Нота. Жизнь Рудольфа Баршая, рассказанная им в фильме Олега Дормана — страница 11 из 49

Уцелели двое: дядя Семен успел уйти к партизанам в лес, а его четырехлетнюю дочку Иду взяли русские соседи, прятали у себя. Как-то раз глубокой ночью дядя пришел ее навестить. Он ее очень любил, не мог без нее. Его заметил русский полицай и тут же доложил коменданту. Арестовали и дядю, и девочку. А комендант этот, немец, видимо, был неплохой человек, не хотел их убивать. Сосед, который при этом присутствовал, нам потом говорил, что по глазам коменданта увидел, что тот не зверь, потому что когда ему рассказали историю про дядю и девочку, которую укрывали соседи, у того глаза стали влажными, покраснели. И комендант велел русскому полицаю отвести их в поле и прикончить. Конечно, рассчитывал, что полицай их отпустит, понятное дело. Тот действительно отпустил, сказал: «Бегите в лес». А потом выстрелил в них. После войны его арестовали, дали двадцать лет. Но позже, может, и помиловали.

В День Победы я встретил на Красной площади всех моих знакомых, приятелей, всю консерваторию, всех. Было великое ликование. Мы не сомневались, что теперь настанет настоящая жизнь, начнется мирное строительство и социализм принесет неисчислимые блага. Это была эйфория настоящая. Я верил. Несмотря на историю моей семьи, на процессы тридцатых годов, которые, хоть я был мальчишкой еще, не вызывали у меня ни малейшего доверия, а только ужас. Знаете, даже какой-то крупный русский государственный деятель, чуть ли не Витте, писал, что большевики проповедуют во многом христианские идеалы. Правда, говорит, они хотят ликвидировать частную собственность — величайшее завоевание человечества, а личность не может быть свободной без собственности. Про частную собственность я не думал, но меня тоже привлекали эти идеалы: например, говорили, в советской конституции будет такой пункт, что член партии не должен иметь личную машину, а должен пользоваться общественным транспортом. И я думал: будет такое — вступлю в партию. Мне нравилась идея равенства, не нравилось, чтоб одни богатели, пока другие бедны. Я, в общем, был готов все отдать. Другое дело, что у меня ничего не было… Сейчас не мог бы, а тогда мог. Но не потому, что теперь что-то есть. Было другое время, и я был другой. Я был моложе, не обладал таким богатством всяких недугов, и у меня перед глазами другой мир стоял — или я смотрел на мир другими глазами, что одно и то же, наверное.

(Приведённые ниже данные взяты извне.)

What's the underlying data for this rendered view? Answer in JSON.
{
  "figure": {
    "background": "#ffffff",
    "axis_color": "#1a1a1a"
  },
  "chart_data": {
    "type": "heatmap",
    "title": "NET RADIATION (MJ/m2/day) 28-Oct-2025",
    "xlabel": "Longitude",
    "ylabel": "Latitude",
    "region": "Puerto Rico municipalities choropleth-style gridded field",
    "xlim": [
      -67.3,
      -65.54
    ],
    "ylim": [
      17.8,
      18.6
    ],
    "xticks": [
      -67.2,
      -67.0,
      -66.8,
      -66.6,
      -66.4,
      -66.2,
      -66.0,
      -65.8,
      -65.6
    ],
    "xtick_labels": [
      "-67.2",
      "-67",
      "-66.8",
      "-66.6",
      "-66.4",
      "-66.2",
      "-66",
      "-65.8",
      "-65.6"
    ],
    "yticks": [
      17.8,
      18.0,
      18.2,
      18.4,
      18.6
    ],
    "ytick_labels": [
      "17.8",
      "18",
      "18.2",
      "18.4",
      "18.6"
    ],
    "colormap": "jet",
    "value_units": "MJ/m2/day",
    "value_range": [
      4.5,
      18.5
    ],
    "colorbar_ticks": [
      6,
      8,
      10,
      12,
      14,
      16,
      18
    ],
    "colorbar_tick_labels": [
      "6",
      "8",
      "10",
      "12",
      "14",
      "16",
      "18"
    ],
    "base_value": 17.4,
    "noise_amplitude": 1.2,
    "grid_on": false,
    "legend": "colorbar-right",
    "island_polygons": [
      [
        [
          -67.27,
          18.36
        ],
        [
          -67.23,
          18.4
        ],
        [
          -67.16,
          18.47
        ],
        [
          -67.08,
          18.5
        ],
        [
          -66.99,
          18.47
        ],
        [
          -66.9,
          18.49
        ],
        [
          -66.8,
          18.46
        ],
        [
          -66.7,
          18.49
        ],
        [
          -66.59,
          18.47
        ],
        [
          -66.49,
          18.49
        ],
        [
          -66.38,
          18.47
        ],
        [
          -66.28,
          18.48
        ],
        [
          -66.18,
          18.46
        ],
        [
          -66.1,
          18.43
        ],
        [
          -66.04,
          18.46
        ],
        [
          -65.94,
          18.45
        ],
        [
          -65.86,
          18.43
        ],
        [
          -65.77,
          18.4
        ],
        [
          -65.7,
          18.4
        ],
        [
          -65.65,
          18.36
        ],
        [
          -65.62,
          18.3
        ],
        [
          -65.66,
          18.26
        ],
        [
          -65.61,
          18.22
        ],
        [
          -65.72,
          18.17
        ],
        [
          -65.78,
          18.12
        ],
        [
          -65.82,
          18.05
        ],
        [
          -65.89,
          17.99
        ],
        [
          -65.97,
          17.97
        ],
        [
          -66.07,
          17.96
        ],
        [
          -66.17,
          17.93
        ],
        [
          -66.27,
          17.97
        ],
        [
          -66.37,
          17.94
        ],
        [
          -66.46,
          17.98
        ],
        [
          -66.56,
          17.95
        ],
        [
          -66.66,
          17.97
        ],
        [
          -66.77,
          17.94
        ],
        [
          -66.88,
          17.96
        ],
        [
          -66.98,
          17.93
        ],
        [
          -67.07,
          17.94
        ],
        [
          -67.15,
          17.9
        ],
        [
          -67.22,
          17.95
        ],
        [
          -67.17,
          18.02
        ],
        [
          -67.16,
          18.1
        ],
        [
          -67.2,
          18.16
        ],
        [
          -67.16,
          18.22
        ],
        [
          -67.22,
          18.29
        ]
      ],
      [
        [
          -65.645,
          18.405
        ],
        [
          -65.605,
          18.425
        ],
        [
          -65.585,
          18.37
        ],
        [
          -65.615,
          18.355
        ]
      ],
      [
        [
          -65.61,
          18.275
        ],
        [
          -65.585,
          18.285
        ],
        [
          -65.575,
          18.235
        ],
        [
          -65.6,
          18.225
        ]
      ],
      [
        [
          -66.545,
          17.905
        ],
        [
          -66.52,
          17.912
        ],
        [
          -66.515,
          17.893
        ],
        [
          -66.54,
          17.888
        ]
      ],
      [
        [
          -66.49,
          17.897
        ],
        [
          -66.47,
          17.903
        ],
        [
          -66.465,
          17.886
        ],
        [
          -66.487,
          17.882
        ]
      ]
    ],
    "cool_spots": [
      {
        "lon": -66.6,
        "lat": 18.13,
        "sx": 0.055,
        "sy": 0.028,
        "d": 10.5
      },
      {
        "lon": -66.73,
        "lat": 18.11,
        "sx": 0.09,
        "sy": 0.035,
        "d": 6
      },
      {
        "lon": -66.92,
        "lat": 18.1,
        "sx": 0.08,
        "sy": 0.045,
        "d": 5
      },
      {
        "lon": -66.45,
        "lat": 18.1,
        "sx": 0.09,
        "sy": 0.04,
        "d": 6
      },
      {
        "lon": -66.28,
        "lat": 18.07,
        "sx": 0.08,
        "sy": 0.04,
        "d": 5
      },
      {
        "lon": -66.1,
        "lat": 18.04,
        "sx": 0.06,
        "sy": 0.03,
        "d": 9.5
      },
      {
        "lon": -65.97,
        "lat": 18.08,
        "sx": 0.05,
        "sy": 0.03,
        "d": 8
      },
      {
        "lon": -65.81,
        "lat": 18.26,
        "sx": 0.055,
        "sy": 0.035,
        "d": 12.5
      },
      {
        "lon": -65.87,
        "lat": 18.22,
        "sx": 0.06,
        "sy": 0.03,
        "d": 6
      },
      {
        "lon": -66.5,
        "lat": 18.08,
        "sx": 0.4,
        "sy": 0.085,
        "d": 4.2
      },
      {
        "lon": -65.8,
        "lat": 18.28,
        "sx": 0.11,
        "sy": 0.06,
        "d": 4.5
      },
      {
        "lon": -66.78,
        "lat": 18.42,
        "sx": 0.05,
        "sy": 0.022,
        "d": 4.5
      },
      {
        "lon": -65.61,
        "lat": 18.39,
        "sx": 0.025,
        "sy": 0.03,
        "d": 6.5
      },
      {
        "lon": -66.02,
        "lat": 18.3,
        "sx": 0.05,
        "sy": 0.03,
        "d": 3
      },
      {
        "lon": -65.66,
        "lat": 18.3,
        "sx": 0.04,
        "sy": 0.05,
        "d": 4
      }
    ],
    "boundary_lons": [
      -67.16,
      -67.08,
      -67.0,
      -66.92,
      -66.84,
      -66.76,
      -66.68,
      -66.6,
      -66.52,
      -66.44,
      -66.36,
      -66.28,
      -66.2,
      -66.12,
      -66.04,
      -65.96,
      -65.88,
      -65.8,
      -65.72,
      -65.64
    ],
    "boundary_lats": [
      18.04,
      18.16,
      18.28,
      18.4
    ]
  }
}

Если и были у них идеалы — все это выродилось. Партийные чиновники стали вельможами. Такой анекдот, помню, ходил: «Смотри, какая шикарная машина промчалась, кто это? — Как кто, слуги народа».

Но вот сразу после войны чувствовался подъем гражданского чувства. Люди верили, что зло побеждено, и раз мы были едины перед лицом врага, то и между собой больше не будет никаких разделений.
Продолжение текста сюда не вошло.